Belirttiğiniz gibi lojistik sektörümüzün ayrıca hizmet sektörü kapsamında ülkemize döviz kazandırıcı bir etkisi de var. Merkez Bankasının verilerine göre 2024 yılının Ocak-Eylül döneminde geçen yıla göre yüzde 7,4 artışla 86,4 milyar dolarlık hizmet ihracatı gerçekleştirdik. Bunun 43,1 milyar doları seyahat, 16,7 milyar doları yolcu taşımacılığı ve 10,1 milyar doları ise navlun alt gruplarından geldi. Yıl sonunda hizmet ihracatında 115 milyar dolara ulaşacağımızı öngörüyoruz. Bu kapsamda lojistik sektörümüzün de 2024’ü geçen yılın üzerinde bir rakamla yılı tamamlayacağını söyleyebiliriz. Hizmet ihracatında 2025 yılı Orta Vadeli Program (OVP) hedefi 121 milyar dolar. Bu hedefe ulaşmak için Hizmet İhracatçıları Birliğimiz ile birlikte var gücümüzle çalışacağız. Lojistik sektörümüz, hem ihracatımızın yükünü taşırken hem de hizmet ihracatında ülkemize döviz kazandırıcı rolünü sürdürmeye devam edecek.
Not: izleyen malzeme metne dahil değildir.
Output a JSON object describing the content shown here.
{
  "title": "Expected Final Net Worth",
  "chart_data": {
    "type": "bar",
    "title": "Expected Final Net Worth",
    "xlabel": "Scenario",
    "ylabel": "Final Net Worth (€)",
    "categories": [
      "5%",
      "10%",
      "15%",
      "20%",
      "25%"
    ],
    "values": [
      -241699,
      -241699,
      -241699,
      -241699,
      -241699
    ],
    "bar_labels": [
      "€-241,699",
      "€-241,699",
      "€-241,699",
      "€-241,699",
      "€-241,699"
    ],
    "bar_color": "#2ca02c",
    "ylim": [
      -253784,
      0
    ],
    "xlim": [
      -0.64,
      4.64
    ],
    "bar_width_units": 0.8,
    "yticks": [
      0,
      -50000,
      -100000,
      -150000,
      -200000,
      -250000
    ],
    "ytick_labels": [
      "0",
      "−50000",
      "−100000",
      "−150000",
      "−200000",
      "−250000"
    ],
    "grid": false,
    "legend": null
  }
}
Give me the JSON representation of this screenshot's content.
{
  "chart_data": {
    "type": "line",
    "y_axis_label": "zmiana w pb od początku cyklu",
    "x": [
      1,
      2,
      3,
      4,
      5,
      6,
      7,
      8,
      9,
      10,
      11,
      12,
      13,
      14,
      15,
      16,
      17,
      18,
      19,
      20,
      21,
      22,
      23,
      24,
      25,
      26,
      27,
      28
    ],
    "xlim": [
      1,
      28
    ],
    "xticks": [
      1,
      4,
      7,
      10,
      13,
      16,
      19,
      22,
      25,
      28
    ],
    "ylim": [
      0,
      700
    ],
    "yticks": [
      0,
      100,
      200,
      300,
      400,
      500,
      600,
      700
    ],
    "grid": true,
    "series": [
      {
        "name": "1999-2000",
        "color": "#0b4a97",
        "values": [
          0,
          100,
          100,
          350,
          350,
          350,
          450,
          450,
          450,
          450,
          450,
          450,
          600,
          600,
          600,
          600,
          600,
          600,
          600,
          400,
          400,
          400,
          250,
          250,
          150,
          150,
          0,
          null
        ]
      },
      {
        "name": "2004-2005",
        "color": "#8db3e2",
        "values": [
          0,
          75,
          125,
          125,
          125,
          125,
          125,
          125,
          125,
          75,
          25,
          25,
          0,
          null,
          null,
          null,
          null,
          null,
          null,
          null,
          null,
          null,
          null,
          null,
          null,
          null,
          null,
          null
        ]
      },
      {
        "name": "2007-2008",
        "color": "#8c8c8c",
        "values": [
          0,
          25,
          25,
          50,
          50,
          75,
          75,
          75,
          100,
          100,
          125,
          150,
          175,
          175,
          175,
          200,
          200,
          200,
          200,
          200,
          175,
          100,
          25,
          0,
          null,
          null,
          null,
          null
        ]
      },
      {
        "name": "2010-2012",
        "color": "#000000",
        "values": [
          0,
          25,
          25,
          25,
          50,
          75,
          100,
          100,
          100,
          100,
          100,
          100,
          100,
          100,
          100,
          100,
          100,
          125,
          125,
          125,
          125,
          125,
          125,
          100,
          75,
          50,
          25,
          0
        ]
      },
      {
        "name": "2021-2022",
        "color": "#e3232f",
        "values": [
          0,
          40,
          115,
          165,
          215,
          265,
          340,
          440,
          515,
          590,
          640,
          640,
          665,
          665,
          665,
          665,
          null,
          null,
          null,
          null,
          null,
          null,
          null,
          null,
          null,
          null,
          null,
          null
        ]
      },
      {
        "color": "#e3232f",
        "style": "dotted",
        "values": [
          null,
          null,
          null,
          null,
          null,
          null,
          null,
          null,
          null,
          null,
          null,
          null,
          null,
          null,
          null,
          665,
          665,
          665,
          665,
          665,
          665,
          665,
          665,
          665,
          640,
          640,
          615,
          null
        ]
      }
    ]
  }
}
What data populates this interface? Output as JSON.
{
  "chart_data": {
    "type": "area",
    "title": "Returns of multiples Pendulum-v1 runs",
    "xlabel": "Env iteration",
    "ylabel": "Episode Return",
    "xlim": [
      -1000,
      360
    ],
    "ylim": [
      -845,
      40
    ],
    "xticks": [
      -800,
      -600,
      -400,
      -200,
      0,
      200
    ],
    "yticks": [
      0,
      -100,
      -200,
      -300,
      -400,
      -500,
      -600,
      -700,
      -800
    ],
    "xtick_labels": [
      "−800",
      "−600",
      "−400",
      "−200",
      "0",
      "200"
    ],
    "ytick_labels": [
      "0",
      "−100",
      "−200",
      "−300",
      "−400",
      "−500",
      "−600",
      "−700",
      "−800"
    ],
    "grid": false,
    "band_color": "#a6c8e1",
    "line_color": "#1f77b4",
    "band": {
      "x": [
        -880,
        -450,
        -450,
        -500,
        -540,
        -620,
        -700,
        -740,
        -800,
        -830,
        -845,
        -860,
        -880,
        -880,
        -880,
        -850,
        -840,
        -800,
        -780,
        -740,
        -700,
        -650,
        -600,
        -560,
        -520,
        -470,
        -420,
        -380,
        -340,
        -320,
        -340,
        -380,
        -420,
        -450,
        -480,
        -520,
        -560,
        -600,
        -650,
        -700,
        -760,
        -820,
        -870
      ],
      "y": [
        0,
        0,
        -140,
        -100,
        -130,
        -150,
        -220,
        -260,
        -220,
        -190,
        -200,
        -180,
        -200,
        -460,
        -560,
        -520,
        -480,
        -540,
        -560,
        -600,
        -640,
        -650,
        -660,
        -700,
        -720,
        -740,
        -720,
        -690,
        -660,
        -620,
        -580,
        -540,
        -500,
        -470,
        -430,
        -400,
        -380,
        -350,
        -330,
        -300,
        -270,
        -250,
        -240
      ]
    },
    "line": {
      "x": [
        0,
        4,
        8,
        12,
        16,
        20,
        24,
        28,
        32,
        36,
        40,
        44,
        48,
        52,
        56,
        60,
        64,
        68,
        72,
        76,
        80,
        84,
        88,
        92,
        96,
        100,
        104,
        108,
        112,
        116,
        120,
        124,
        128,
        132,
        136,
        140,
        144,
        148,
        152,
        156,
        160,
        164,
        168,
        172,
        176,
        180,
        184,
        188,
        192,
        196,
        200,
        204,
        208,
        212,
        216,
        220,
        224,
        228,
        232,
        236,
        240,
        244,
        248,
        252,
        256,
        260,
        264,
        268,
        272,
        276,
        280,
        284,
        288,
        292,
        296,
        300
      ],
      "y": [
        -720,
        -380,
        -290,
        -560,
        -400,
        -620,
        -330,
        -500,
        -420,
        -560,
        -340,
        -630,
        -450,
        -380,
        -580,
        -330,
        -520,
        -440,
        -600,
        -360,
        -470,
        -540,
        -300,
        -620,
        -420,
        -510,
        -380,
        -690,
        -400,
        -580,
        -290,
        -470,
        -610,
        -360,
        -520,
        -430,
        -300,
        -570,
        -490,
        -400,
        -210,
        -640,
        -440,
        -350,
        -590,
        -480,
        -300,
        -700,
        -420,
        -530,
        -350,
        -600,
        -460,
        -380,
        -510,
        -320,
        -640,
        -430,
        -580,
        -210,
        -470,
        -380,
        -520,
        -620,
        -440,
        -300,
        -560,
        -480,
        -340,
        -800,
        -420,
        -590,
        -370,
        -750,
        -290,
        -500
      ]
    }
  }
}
Ticaret Bakanlığı tarafından başlatılan Yurt Dışı Lojistik Dağıtım Ağları (YLDA) Projesi kapsamında açılan lojistik merkezler ihracatın büyümesine nasıl bir katkı sunuyor? Bu alanda beklentileriniz neler?
YLDA Projesi, firmalarımızın uluslararası tedarik ve dağıtım zincirlerine daha rekabetçi fiyatlarla nüfuz ederek ihracatımızın sürdürülebilir kılınması ve önemli pazarlardaki payımızın artırılması amacıyla altyapı imkânlarının geliştirilmesini hedefliyor. Hem mal ihracatımızın artırılması hem de lojistik ve taşımacılık sektörümüzün dünya çapında rekabet edebilir seviyeye ulaşması açısından bu projeyi kritik bir adım olarak görüyoruz.
Ticaret Bakanlığı tarafından İtalya (Trieste), Fransa (Sete ve Marsilya), İspanya (Tarragona ve Barselona) ve Almanya (Hamburg) olmak üzere Avrupa'da dört, ABD'de ise Chicago ve New Jersey merkezli olmak üzere iki YLDA Projesine onay verildi.
Bu proje, dünya ticaretindeki büyümeye ve gelişmelere hızlı bir şekilde uyum sağlamak için büyük önem taşıyor. İhracatımızın geliştirilmesinde ve hızlandırılmasında da önemli rol oynayacak projeden beklentimiz yurt dışında teslimat sürelerinin 24 saatin altına inmesidir. Bu sayede, hızlı gümrükleme ve doğru iade lojistiğiyle hedef pazarlarda müşteri memnuniyetini artırabiliriz. Aynı zamanda marka bilinirliğimizi de güçlendirerek, kaliteli ve hızlı katma değerli hizmetler sunabileceğimizi düşünüyorum.
‘KRİZLERE KARŞI ALTERNATİF PLANLAR OLUŞTURULMALI’
İhracat taşımalarında karşılaşılan en temel sorunlar neler? Bu sorunların çözümüne ilişkin hangi alanlarda iyileştirmelerin yapılması gerekiyor?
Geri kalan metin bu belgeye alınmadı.